Deniliyor ki, ben, yüzde 4 hisse alamasam bırakırım demişim. Benim tarafımdan ne yüzde 4, ne de altın hisse talebim olmuştur. Yüzde 4 hisseyi de ilk önce kendileri oylayarak oybirliği ile kabul etmişlerdir. Dört tersaneci bunu oybirliği ile kabul etmiştir. Altın hisseyi de ben değil, TSO'nın şirkete ortaklığının olmazsa olmaz koşulu olarak şart koşmuştur. Yani, sen tersanecilere ortak olabilirsin, ama altın hisse sende olması gerekir demiş. Mesele bundan ibarettir.  

Altın Hisse konusu da o toplantıda görüşülmüştür. İki tersaneci arkadaşın o toplantıdan çıkmış olması mutabakatın bittiği anlamına gelmez. Çünkü orada iki tane Hukuk Danışmanı var. Birisi bize danışmanlık yapan bir avukat arkadaşımız. Diğeri de Hakan Şen'in özel avukatı Çiğdem Hanım. Tüm görüşme ve sözleşmeler de bu iki avukatın denetiminde yapıldı. Hukuk Danışmanları nezdinde altın hisse tartışılıyor ve anlaşmaya  varılıyor.

Oysa ne deniyor, altın hissede diretildiği için bu iş durma noktasına geldi deniyor.  Yine TSO'nun kucağına ateş topu veriliyor. Sanki suç bizde. Biz diyoruz ki bu şart Gümrük ve Ticaret Bakanı Hayati Yazıcı tarafından öngörülen bir şart dahi olsa orada yeniden münakaşa edildi görüşüldü. Ve anlaşmaya varıldı. Ali Arıkan ve diğer arkadaş çıkmış olabilir. Ama onlar toplantı sonunda bilgilendirilmiş ve Ali Arıkan beni telefonla arayarak, ben çoğunluğa uyarım, benim için bir orun yok demiştir.

Sonuç olarak şunu söylüyorum. Ne diyorlar, yüzde 4 ve altın hissenin toplantı içerisinde ifade edilmesine rağmen, TSO Yönetimince alınan ortaklık olur şartlarının bakanlıkça değiştirilemeyeceğinin belirtilmesi üzerine Ustaoğlu Tersanesi temsilcileri olumsuz görüşlerini ve çekincelerini belirterek toplantıdan ayrılmak zorunda kalmıştır. Orada üç tersaneci daha var. Madenci var, Hakan Şen var, Ayhan Ustaoğlu var. Bunlarla birlikte altın hisse karara bağlanıyor. Yani bir karara varılmış oluyor.

 

AVUKAT LEVENT DİNÇER: "TARAFLAR SON ANA KADAR ANLAŞMIŞTI, MUTABIKTI"

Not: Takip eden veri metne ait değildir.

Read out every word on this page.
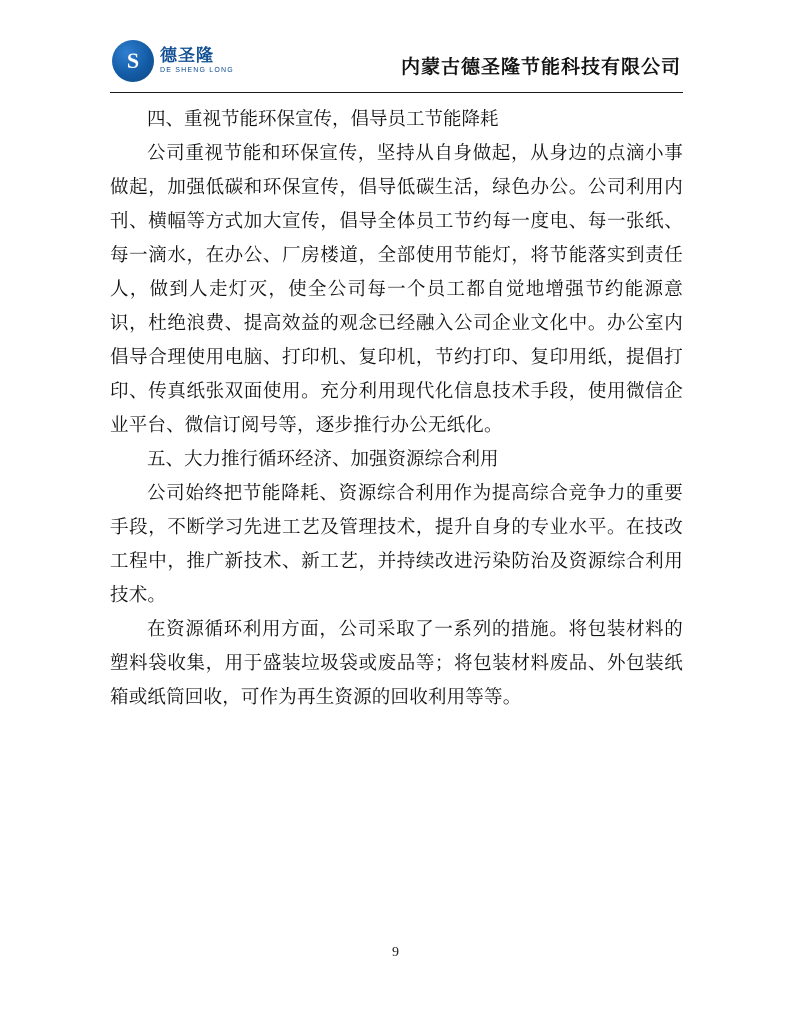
S	德圣隆
DE SHENG LONG	内蒙古德圣隆节能科技有限公司

四、重视节能环保宣传，倡导员工节能降耗

公司重视节能和环保宣传，坚持从自身做起，从身边的点滴小事做起，加强低碳和环保宣传，倡导低碳生活，绿色办公。公司利用内刊、横幅等方式加大宣传，倡导全体员工节约每一度电、每一张纸、每一滴水，在办公、厂房楼道，全部使用节能灯，将节能落实到责任人，做到人走灯灭，使全公司每一个员工都自觉地增强节约能源意识，杜绝浪费、提高效益的观念已经融入公司企业文化中。办公室内倡导合理使用电脑、打印机、复印机，节约打印、复印用纸，提倡打印、传真纸张双面使用。充分利用现代化信息技术手段，使用微信企业平台、微信订阅号等，逐步推行办公无纸化。

五、大力推行循环经济、加强资源综合利用

公司始终把节能降耗、资源综合利用作为提高综合竞争力的重要手段，不断学习先进工艺及管理技术，提升自身的专业水平。在技改工程中，推广新技术、新工艺，并持续改进污染防治及资源综合利用技术。

在资源循环利用方面，公司采取了一系列的措施。将包装材料的塑料袋收集，用于盛装垃圾袋或废品等；将包装材料废品、外包装纸箱或纸筒回收，可作为再生资源的回收利用等等。

9
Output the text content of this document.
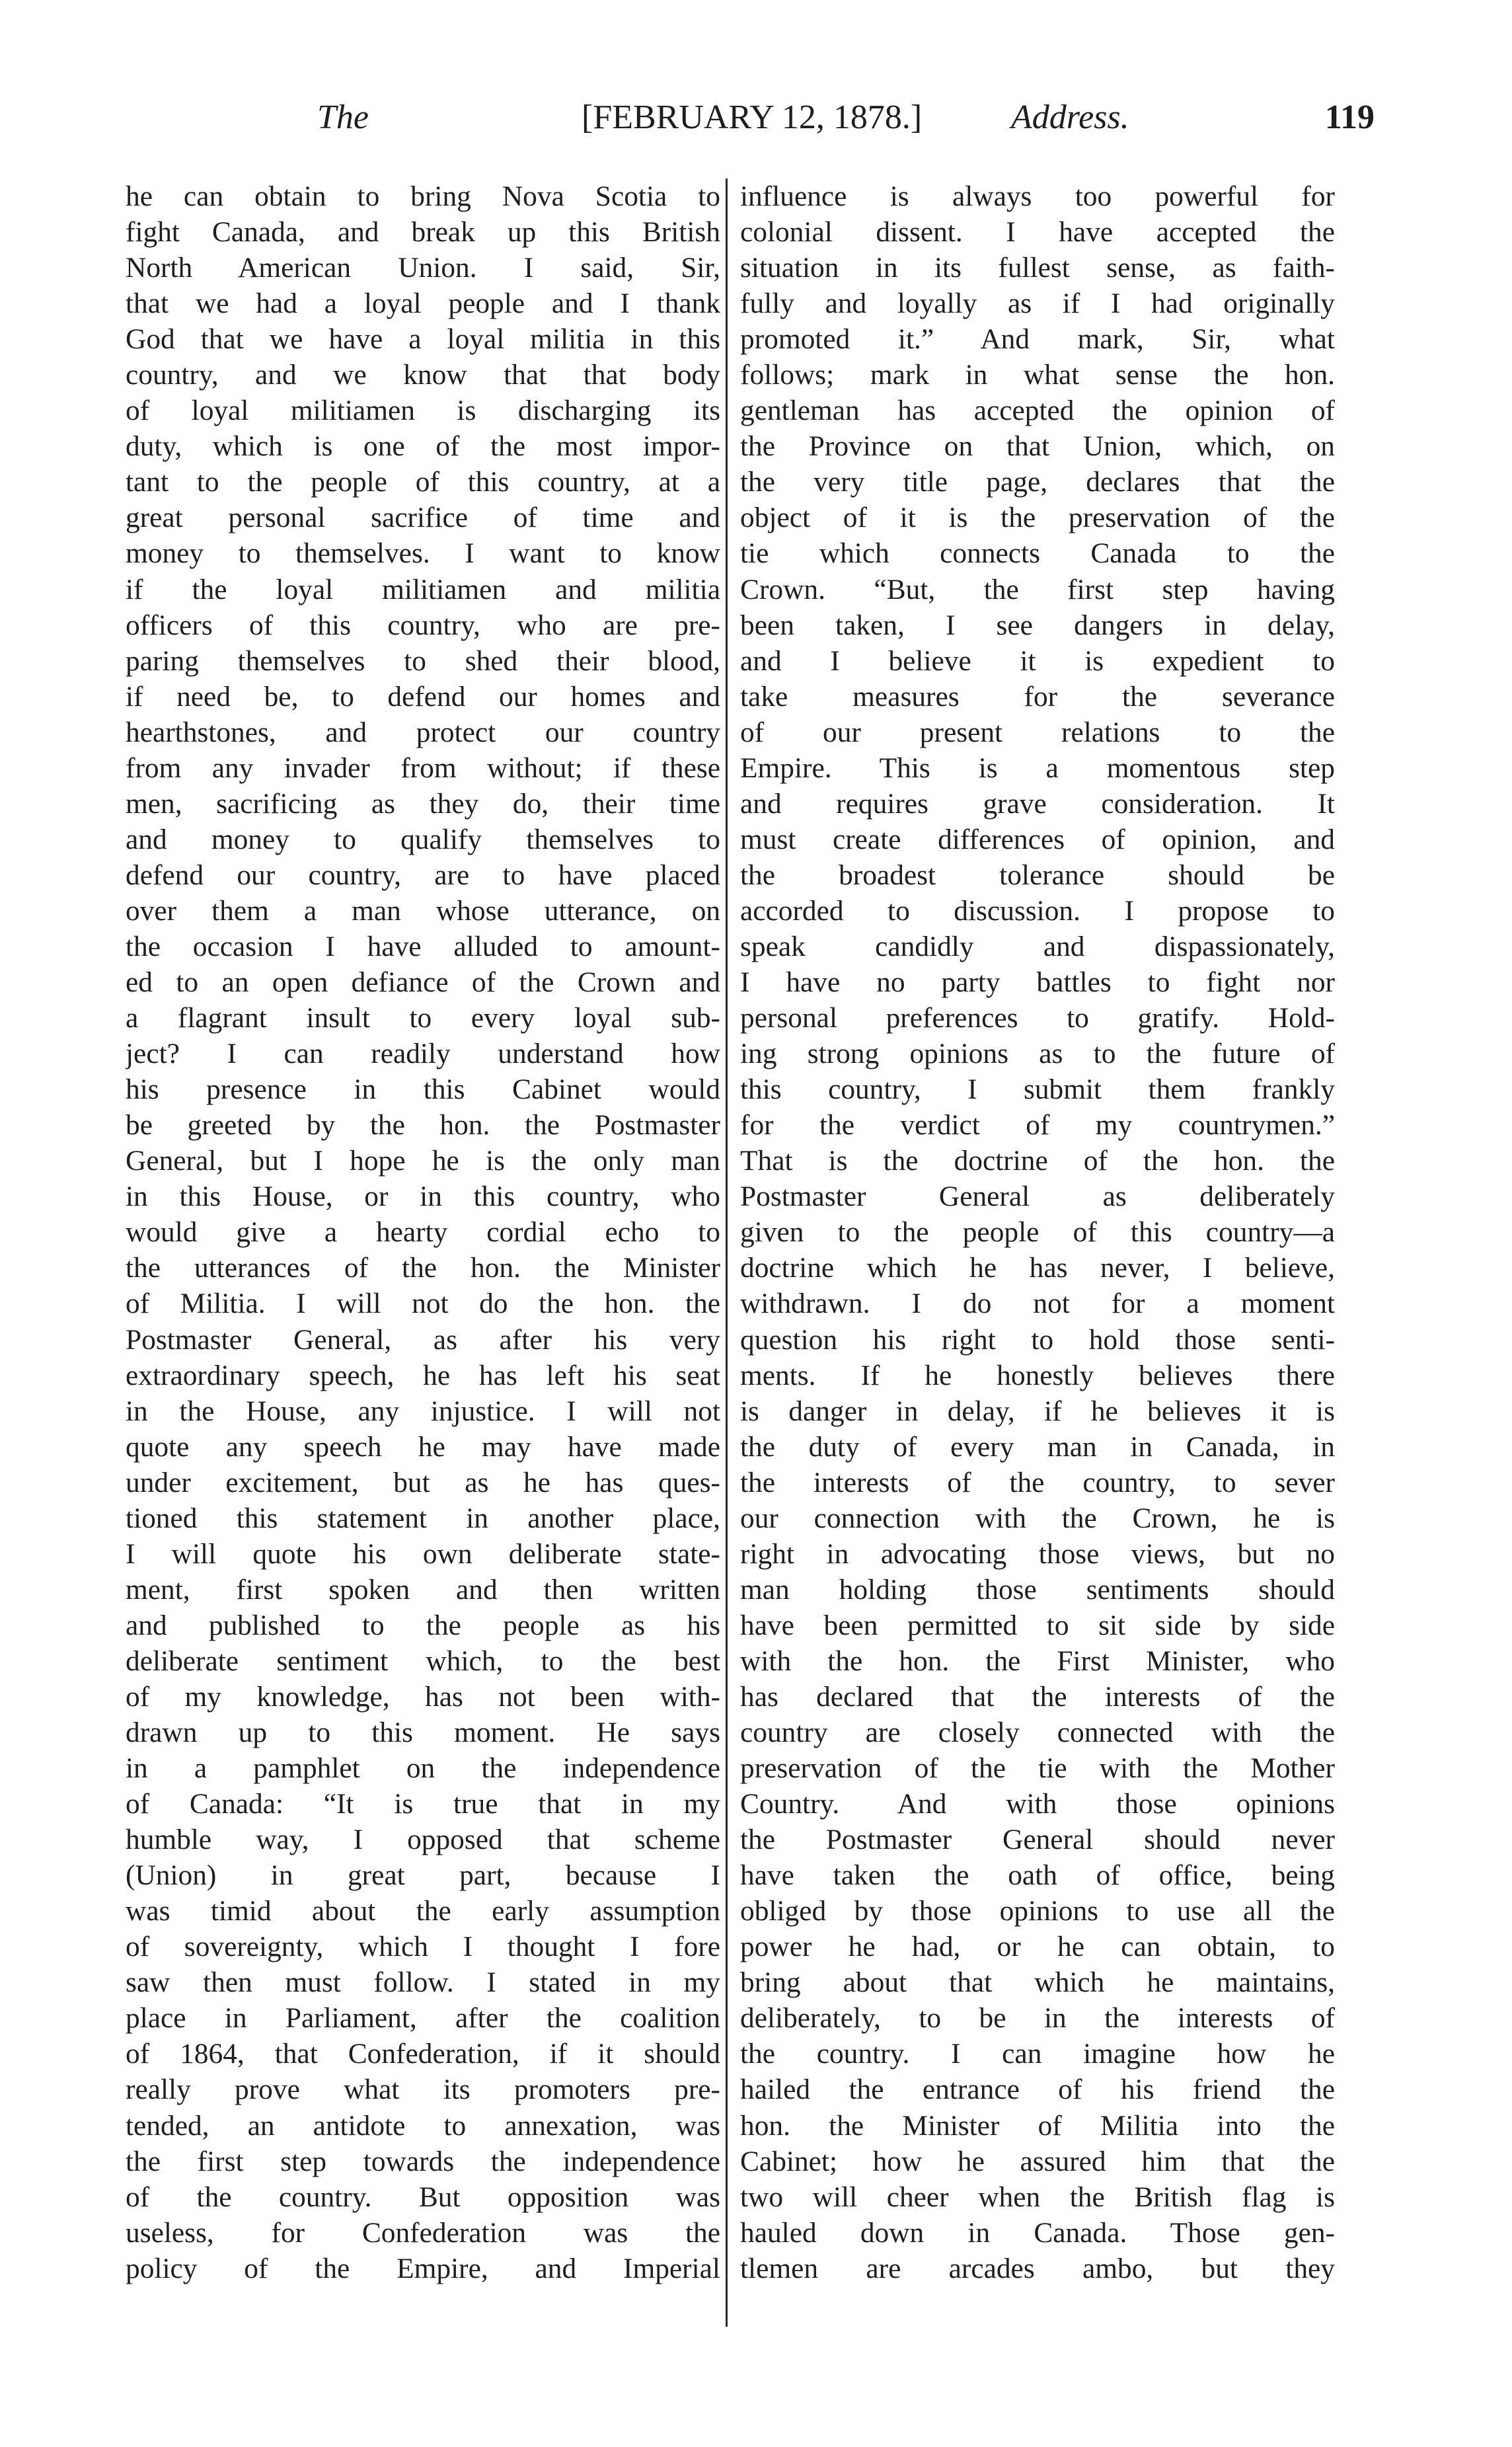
The	[FEBRUARY 12, 1878.]	Address.	119
he can obtain to bring Nova Scotia to
fight Canada, and break up this British
North American Union. I said, Sir,
that we had a loyal people and I thank
God that we have a loyal militia in this
country, and we know that that body
of loyal militiamen is discharging its
duty, which is one of the most impor-
tant to the people of this country, at a
great personal sacrifice of time and
money to themselves. I want to know
if the loyal militiamen and militia
officers of this country, who are pre-
paring themselves to shed their blood,
if need be, to defend our homes and
hearthstones, and protect our country
from any invader from without; if these
men, sacrificing as they do, their time
and money to qualify themselves to
defend our country, are to have placed
over them a man whose utterance, on
the occasion I have alluded to amount-
ed to an open defiance of the Crown and
a flagrant insult to every loyal sub-
ject? I can readily understand how
his presence in this Cabinet would
be greeted by the hon. the Postmaster
General, but I hope he is the only man
in this House, or in this country, who
would give a hearty cordial echo to
the utterances of the hon. the Minister
of Militia. I will not do the hon. the
Postmaster General, as after his very
extraordinary speech, he has left his seat
in the House, any injustice. I will not
quote any speech he may have made
under excitement, but as he has ques-
tioned this statement in another place,
I will quote his own deliberate state-
ment, first spoken and then written
and published to the people as his
deliberate sentiment which, to the best
of my knowledge, has not been with-
drawn up to this moment. He says
in a pamphlet on the independence
of Canada: “It is true that in my
humble way, I opposed that scheme
(Union) in great part, because I
was timid about the early assumption
of sovereignty, which I thought I fore
saw then must follow. I stated in my
place in Parliament, after the coalition
of 1864, that Confederation, if it should
really prove what its promoters pre-
tended, an antidote to annexation, was
the first step towards the independence
of the country. But opposition was
useless, for Confederation was the
policy of the Empire, and Imperial
influence is always too powerful for
colonial dissent. I have accepted the
situation in its fullest sense, as faith-
fully and loyally as if I had originally
promoted it.” And mark, Sir, what
follows; mark in what sense the hon.
gentleman has accepted the opinion of
the Province on that Union, which, on
the very title page, declares that the
object of it is the preservation of the
tie which connects Canada to the
Crown. “But, the first step having
been taken, I see dangers in delay,
and I believe it is expedient to
take measures for the severance
of our present relations to the
Empire. This is a momentous step
and requires grave consideration. It
must create differences of opinion, and
the broadest tolerance should be
accorded to discussion. I propose to
speak candidly and dispassionately,
I have no party battles to fight nor
personal preferences to gratify. Hold-
ing strong opinions as to the future of
this country, I submit them frankly
for the verdict of my countrymen.”
That is the doctrine of the hon. the
Postmaster General as deliberately
given to the people of this country—a
doctrine which he has never, I believe,
withdrawn. I do not for a moment
question his right to hold those senti-
ments. If he honestly believes there
is danger in delay, if he believes it is
the duty of every man in Canada, in
the interests of the country, to sever
our connection with the Crown, he is
right in advocating those views, but no
man holding those sentiments should
have been permitted to sit side by side
with the hon. the First Minister, who
has declared that the interests of the
country are closely connected with the
preservation of the tie with the Mother
Country. And with those opinions
the Postmaster General should never
have taken the oath of office, being
obliged by those opinions to use all the
power he had, or he can obtain, to
bring about that which he maintains,
deliberately, to be in the interests of
the country. I can imagine how he
hailed the entrance of his friend the
hon. the Minister of Militia into the
Cabinet; how he assured him that the
two will cheer when the British flag is
hauled down in Canada. Those gen-
tlemen are arcades ambo, but they
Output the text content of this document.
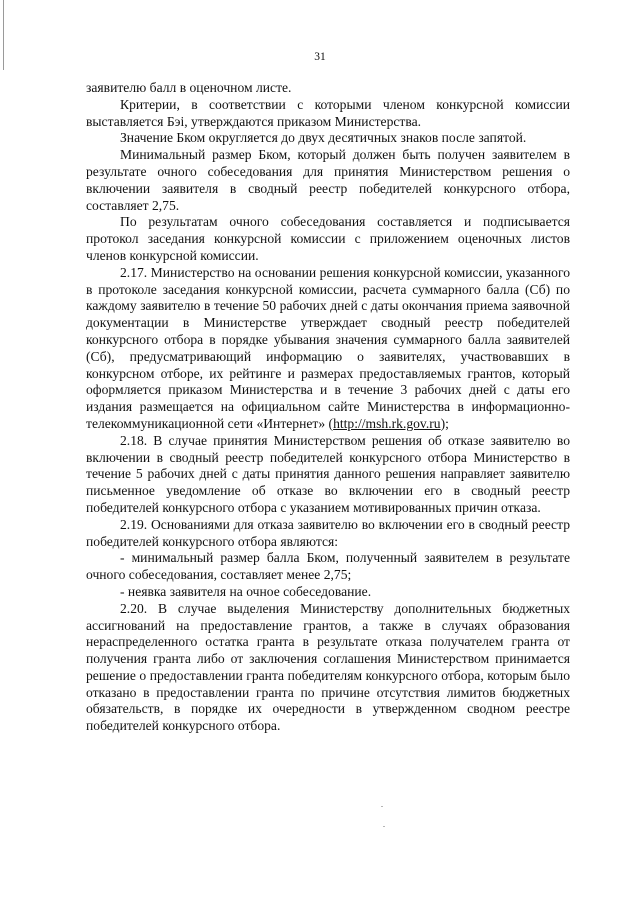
31

заявителю балл в оценочном листе.

Критерии, в соответствии с которыми членом конкурсной комиссии выставляется Бэі, утверждаются приказом Министерства.

Значение Бком округляется до двух десятичных знаков после запятой.

Минимальный размер Бком, который должен быть получен заявителем в результате очного собеседования для принятия Министерством решения о включении заявителя в сводный реестр победителей конкурсного отбора, составляет 2,75.

По результатам очного собеседования составляется и подписывается протокол заседания конкурсной комиссии с приложением оценочных листов членов конкурсной комиссии.

2.17. Министерство на основании решения конкурсной комиссии, указанного в протоколе заседания конкурсной комиссии, расчета суммарного балла (Сб) по каждому заявителю в течение 50 рабочих дней с даты окончания приема заявочной документации в Министерстве утверждает сводный реестр победителей конкурсного отбора в порядке убывания значения суммарного балла заявителей (Сб), предусматривающий информацию о заявителях, участвовавших в конкурсном отборе, их рейтинге и размерах предоставляемых грантов, который оформляется приказом Министерства и в течение 3 рабочих дней с даты его издания размещается на официальном сайте Министерства в информационно-телекоммуникационной сети «Интернет» (http://msh.rk.gov.ru);

2.18. В случае принятия Министерством решения об отказе заявителю во включении в сводный реестр победителей конкурсного отбора Министерство в течение 5 рабочих дней с даты принятия данного решения направляет заявителю письменное уведомление об отказе во включении его в сводный реестр победителей конкурсного отбора с указанием мотивированных причин отказа.

2.19. Основаниями для отказа заявителю во включении его в сводный реестр победителей конкурсного отбора являются:

- минимальный размер балла Бком, полученный заявителем в результате очного собеседования, составляет менее 2,75;

- неявка заявителя на очное собеседование.

2.20. В случае выделения Министерству дополнительных бюджетных ассигнований на предоставление грантов, а также в случаях образования нераспределенного остатка гранта в результате отказа получателем гранта от получения гранта либо от заключения соглашения Министерством принимается решение о предоставлении гранта победителям конкурсного отбора, которым было отказано в предоставлении гранта по причине отсутствия лимитов бюджетных обязательств, в порядке их очередности в утвержденном сводном реестре победителей конкурсного отбора.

Görüşme ve sözleşmelerde TSO adına Danışman  olarak katılan    Levent Dinçer de hiçbir kurumla ticari veya hukuki bir ilişkisinin bulunmadığını sadece bu konu özelinde TSO'nın danışmanlığını yaptığını belirtti.

Dinçer açıklamalarında kısaca şu görüşlere yer verdi;  "Mesele  aslında şudur. Bir çok konuda üst kattaki toplantı salonunda anlaşma, mutabakat sağlanmıştır. Bulunanlar Arif Madenci, Ali Arıkan ve Hakan Şen, Hakan Şen'in baş Hukuk Müşaviri Çiğdem Hanım. Diğer konularla birlikte bir sözleşme taslağı hazırlandı. Kurulacak olan şirketin anonim olmasına karar verildi. Bu karar ben ve Çiğdem Hanım'ın kararı. Diğer beyler de kabul ettiler. Sözleşme Çiğdem Hanım tarafından hazırlanıp buraya gönderildi. Ben de inceledim. Güzel bir sözleşmeydi. Birkaç ilavede bulundum. O da kabul edildi. Böylelikle anonim şirket sözleşmesi tamamlandı. Ancak bunun bakanlığın onayından geçmesi gerekiyordu. Bu TSO'nın statüsü gereği geriyordu. İncelemişler ve Bakanlıkta bazı ilaveler yapmışlar. Bu ilavelerle geldiğinde ortaya şu çıktı. Diğer tüm hissedarların hisseleri eşit. Dolayısıyla Genel Kurulda eşit oy kullanacaklar. TSO'nın ise hissesi sembolik ve düşük ve Genel Kurulda diğerleri karşısında oy oranı zayıf. Bunun üzerine bakanlıktan gelen sözleşmede TSO hisselerine altın hisse adı verilmiş. Bunun anlamı, TSO'nın alınacak kararları veto hakkına sahip olması demektir. Bunun en yakın örneği Ereğli Demir Çelik'tir. Kamu elindeki hisseler satıldı. Hazinin kendi elindeki yüzde 10 hisseye altın hisse hakkı verildi. Bunu da bu gün kamu adına Zonguldak Valisi temsil ediyor.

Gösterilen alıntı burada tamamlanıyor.